JENKS, Okla. (AP) _ More than 750,000 gallons of saltwater will be needed for the shark, kelp and coral exhibits when the Oklahoma Aquarium opens March 1.
That saltwater won't come from a far off sea coast, instead chemists at the aquarium will mix dechlorinated Tulsa tap water with salt from Texas and Ohio.
Beau Dempsey, the water chemist and lab director for the $15 million Oklahoma Aquarium being built along the Arkansas River in Jenks, will oversee the operation.
``It would be too expensive to haul saltwater from the oceans,'' Dempsey said.
Coastal aquariums that use sea water usually have it shipped in from 10 or more miles offshore to avoid coastal pollutants, he said.
Even if sea water were obtained by ship, trucking it to Jenks would require dozens of trucks, and that's just to fill the aquarium.
That cost would be reflected in how much visitors had to pay for tickets to the aquarium, Dempsey said.
Coastal aquariums that use fresh sea water charge nearly double the $9.95 per adult ticket that the Oklahoma Aquarium will charge.
Dempsey and his crew mix the salt and water at a concentration of 32 parts per thousand parts water to create the perfect saltwater for the bull and lemon sharks and other saltwater creatures.

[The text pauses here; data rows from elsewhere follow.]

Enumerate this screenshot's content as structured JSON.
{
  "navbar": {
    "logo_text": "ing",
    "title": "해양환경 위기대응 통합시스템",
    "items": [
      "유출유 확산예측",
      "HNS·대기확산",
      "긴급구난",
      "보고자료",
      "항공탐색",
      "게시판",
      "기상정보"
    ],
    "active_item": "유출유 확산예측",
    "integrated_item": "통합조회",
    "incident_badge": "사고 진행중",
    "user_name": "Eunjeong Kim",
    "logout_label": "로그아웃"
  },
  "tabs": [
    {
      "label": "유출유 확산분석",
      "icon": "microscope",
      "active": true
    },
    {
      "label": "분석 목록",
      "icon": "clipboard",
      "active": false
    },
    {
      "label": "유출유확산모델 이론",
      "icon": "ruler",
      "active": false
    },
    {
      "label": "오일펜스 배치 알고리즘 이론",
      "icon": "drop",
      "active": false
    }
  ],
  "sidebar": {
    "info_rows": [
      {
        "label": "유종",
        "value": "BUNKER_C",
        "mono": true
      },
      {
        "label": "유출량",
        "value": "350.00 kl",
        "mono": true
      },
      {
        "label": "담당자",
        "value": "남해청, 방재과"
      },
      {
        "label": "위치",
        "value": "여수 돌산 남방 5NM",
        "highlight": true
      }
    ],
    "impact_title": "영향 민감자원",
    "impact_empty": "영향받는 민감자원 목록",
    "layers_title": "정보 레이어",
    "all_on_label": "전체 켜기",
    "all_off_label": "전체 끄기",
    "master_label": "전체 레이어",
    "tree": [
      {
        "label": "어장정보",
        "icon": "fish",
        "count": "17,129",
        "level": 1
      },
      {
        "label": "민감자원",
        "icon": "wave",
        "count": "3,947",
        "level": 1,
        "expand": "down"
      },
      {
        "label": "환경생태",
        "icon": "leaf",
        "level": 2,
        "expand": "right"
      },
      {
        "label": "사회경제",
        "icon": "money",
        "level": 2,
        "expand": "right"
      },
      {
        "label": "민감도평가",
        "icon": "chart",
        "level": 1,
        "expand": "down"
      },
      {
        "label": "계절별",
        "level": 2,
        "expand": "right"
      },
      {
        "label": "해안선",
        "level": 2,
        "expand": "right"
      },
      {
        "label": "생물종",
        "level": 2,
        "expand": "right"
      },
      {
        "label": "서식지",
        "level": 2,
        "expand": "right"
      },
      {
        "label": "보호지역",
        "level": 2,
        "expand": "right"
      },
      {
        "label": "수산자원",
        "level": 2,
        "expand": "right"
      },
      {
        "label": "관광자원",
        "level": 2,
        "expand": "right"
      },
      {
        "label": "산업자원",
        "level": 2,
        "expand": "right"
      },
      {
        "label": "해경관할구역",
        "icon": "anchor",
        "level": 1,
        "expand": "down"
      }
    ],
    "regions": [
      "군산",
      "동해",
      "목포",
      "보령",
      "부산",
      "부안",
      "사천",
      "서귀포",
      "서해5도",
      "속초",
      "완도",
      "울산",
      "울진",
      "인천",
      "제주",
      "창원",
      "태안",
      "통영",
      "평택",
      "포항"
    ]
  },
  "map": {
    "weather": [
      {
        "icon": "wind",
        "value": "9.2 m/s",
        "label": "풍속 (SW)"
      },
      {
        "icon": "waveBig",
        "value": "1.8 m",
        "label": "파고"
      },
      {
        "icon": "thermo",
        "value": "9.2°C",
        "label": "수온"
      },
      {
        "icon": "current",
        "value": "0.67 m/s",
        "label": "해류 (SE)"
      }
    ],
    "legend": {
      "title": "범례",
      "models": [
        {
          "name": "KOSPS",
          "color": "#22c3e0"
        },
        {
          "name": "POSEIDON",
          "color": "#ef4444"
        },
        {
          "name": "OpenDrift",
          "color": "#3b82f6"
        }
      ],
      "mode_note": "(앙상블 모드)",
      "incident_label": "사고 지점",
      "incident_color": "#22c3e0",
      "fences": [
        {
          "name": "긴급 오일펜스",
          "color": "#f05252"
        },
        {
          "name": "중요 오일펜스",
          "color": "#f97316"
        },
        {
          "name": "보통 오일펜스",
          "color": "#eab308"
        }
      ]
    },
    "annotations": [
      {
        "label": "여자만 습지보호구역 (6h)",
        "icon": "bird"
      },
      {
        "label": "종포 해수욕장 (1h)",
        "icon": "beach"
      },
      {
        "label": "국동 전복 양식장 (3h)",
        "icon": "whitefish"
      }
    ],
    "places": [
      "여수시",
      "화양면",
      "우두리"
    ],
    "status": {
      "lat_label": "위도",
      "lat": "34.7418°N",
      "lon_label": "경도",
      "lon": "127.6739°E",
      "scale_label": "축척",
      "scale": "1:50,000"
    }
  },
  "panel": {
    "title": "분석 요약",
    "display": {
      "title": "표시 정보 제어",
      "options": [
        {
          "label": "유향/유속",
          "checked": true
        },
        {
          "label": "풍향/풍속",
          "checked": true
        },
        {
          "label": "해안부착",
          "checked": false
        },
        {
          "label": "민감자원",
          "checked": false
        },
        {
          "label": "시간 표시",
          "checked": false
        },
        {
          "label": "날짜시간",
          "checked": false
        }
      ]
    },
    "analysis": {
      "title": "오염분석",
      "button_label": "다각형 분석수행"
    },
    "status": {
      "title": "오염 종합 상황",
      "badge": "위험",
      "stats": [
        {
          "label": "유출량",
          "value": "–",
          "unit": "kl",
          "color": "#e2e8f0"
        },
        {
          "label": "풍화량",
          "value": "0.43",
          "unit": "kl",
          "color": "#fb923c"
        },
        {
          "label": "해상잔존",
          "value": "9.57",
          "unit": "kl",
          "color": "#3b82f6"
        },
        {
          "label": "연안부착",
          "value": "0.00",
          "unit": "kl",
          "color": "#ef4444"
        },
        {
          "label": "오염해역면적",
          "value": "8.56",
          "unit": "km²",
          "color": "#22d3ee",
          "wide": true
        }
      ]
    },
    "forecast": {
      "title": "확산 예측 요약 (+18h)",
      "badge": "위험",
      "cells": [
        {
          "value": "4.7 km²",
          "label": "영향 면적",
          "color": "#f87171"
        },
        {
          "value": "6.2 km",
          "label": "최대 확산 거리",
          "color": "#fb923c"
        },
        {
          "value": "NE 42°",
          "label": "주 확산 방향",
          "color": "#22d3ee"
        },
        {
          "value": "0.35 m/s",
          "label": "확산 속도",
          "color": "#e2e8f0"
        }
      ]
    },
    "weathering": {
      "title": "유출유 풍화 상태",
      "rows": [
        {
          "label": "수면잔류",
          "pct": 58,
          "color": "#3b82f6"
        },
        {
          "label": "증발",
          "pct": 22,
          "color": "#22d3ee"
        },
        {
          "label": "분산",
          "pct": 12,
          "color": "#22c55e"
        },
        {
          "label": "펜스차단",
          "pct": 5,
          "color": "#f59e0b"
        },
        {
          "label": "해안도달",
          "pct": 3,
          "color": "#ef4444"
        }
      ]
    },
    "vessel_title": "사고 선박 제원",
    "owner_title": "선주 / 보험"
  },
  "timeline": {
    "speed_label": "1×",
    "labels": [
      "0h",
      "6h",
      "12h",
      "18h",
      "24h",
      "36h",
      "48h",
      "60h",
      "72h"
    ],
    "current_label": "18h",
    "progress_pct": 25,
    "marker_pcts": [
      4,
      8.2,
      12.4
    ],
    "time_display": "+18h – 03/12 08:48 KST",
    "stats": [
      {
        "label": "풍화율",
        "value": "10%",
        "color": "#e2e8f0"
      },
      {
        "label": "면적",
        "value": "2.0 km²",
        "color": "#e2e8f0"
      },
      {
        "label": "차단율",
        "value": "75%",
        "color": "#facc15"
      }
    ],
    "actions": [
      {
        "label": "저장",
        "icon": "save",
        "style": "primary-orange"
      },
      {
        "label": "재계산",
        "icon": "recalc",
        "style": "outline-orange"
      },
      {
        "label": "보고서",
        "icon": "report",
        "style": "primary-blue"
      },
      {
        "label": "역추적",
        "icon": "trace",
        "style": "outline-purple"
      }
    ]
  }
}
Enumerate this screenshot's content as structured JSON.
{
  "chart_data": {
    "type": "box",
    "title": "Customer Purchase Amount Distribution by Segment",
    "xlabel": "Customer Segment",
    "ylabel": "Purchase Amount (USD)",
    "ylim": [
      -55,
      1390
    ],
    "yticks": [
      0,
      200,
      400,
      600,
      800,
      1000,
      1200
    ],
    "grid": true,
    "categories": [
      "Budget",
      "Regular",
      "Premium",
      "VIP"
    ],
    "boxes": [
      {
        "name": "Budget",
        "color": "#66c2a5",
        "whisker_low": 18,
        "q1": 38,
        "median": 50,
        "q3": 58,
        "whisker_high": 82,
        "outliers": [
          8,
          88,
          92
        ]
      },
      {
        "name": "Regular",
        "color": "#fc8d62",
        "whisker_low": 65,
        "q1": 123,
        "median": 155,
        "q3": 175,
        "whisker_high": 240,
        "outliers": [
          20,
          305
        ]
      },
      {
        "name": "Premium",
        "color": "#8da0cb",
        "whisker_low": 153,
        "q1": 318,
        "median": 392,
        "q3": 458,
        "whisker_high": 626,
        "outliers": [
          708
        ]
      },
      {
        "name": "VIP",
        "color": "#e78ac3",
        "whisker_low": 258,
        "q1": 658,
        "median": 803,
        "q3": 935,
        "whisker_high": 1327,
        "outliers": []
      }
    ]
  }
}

Salt has been trucked to the aquarium site for the sea water mix and stored outside until time for mixing.
Dempsey expects that it will cost $56,000 in salt alone for the first-time filling of the sea water tanks. That's about 10 cents per gallon.
The aquarium will recycle its sea water during cleansing operations, saving on water and salt bills.
After the tanks are filled Dempsey and his staff will check the sea water several times a day to make sure it maintains the right chemistry.